[XII.] De Lucy B. en C.W. van der Hoogt-prijs
Het advies over de toekenning van deze prijs is als vertrouwelijke mededeling afgedrukt in de beschrijvingsbrief:
XII. Wat de toekenning van de Van der Hoogt-prijs voor het jaar 1948 betreft, heeft de Commissie voor Schone Letteren het volgende voorstel te doen.
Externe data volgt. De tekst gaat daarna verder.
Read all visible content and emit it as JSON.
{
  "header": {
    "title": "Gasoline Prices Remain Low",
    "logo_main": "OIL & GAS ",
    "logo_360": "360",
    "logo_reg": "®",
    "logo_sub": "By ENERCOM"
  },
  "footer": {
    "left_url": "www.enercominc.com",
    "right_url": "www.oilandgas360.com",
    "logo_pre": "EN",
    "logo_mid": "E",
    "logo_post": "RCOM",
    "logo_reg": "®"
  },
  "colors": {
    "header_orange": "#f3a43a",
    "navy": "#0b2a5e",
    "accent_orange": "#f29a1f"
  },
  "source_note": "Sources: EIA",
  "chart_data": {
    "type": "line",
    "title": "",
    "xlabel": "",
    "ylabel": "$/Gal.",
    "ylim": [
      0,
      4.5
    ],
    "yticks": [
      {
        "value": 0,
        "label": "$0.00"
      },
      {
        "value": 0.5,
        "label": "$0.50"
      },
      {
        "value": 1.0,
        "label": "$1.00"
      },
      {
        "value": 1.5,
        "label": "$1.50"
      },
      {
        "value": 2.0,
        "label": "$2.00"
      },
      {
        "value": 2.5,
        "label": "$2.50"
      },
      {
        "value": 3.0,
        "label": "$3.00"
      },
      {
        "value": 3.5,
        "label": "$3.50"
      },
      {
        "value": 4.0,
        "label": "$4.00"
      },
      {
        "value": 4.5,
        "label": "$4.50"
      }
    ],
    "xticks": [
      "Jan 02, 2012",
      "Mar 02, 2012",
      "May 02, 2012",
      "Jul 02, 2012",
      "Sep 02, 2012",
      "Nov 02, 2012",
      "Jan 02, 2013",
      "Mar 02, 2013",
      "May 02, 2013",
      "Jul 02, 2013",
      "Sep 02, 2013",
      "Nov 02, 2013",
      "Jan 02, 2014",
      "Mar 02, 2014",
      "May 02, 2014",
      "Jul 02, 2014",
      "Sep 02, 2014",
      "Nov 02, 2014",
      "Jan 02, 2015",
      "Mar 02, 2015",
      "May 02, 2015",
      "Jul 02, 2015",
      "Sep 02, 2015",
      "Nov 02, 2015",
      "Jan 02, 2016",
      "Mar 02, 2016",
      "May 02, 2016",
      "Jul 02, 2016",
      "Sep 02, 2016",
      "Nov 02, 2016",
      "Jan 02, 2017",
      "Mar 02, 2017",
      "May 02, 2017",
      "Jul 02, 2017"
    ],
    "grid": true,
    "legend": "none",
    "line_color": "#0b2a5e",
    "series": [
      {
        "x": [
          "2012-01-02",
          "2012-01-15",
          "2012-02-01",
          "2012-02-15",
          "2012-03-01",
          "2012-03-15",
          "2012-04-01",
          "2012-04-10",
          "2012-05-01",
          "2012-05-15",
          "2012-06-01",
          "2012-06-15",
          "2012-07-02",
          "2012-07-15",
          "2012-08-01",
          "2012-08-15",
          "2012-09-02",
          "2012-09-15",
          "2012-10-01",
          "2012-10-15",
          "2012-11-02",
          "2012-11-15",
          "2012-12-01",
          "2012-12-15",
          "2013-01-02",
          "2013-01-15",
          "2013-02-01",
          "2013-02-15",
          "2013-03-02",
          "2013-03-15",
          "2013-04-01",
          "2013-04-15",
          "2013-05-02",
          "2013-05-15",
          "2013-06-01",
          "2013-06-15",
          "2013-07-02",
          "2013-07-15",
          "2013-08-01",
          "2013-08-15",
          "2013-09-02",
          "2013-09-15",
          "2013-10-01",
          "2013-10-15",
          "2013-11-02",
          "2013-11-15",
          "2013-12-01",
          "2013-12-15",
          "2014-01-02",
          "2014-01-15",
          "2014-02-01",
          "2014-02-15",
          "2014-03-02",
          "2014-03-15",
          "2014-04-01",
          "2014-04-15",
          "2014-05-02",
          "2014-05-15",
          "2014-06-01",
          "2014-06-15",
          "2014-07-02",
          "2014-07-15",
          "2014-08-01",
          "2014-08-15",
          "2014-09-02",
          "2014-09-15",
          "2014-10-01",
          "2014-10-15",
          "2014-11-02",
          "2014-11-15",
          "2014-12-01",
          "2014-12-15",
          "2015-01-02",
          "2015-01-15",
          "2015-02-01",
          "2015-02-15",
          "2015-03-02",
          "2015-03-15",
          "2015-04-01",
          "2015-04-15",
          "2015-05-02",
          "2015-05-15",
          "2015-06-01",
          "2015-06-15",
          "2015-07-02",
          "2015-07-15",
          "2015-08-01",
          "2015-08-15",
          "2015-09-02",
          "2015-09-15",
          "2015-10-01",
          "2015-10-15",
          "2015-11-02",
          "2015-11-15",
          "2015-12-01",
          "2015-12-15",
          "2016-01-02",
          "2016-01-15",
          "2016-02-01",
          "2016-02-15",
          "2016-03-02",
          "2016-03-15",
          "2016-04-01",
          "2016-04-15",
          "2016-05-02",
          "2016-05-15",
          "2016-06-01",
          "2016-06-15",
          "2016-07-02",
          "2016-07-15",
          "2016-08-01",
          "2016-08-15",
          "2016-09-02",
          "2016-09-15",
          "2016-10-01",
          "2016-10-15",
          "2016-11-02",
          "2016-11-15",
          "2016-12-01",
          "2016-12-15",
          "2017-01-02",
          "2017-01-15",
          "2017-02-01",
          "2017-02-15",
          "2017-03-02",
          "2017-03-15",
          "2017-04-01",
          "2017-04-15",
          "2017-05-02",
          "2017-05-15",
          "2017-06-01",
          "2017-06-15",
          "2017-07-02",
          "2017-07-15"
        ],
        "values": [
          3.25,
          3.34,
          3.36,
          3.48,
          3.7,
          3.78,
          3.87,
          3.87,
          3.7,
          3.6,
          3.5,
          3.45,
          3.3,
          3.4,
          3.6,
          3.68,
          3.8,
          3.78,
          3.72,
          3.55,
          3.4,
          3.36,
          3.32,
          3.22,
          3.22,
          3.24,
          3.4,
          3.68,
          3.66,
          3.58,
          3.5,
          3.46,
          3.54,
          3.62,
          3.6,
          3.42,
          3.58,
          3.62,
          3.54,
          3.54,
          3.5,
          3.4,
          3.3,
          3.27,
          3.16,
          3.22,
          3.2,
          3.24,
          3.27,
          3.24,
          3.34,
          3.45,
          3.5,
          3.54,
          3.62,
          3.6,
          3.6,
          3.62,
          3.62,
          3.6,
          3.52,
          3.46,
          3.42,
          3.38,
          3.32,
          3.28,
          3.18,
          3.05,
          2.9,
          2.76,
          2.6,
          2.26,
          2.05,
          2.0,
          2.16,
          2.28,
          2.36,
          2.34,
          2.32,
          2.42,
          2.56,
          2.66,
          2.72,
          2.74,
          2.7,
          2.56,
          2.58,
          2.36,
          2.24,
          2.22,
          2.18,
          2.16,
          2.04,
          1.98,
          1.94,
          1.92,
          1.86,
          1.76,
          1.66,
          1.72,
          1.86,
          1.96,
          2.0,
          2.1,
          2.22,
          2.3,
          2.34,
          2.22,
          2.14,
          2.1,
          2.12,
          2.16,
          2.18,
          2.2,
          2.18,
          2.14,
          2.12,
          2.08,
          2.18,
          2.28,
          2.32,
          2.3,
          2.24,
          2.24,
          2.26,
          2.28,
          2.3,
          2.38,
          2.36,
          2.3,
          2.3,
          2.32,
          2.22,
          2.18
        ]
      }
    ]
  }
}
Weliswaar spreekt art. 59, eerste lid, van de Wet der Maatschappij over ‘een prijs van aanmoediging voor de schone letteren’, waaruit men zou kunnen concluderen, dat slechts betrekkelijk jonge schrijvers voor de prijs in aanmerking zouden dienen te komen. De auteur van de bundel gedichten, die de Commissie unaniem en met de meeste aandrang voor bekroning aanbeveelt, is niet zo heel jong meer. Hij vierde in Augustus 1946 reeds zijn vijftigste verjaardag. Wij hebben n.l. het oog op de gedichtenbundel ‘Toovertuin’ van Hendrik de Vries, in 1946 verschenen en naar onze stellige overtuiging een der werken, die nog lang na deze tijd beschouwd zullen worden als hoogtepunten onzer poëzie.
In bijna geen der tegenwoordige jongeren zien wij een talent, dat met dat van Hendrik de Vries in poëtische rijkdom kan worden vergeleken. Zijn dichterschap grondt zich op een geheel eigen geest, op andere bestanddelen van de ziel dan bij de moderne lyrici over het algemeen het geval is. Altoos heeft het droomleven, dit romantisch bestaan van de ziel, dat zich thans verwerkelijkt heeft in romancen, sproken en arabesken, de dichter geobsedeerd, maar hij was aan samenvatting van zo verborgen drangen nog niet toe, totdat zij zich thans in deze rijke bundel verbeeldingen baan braken.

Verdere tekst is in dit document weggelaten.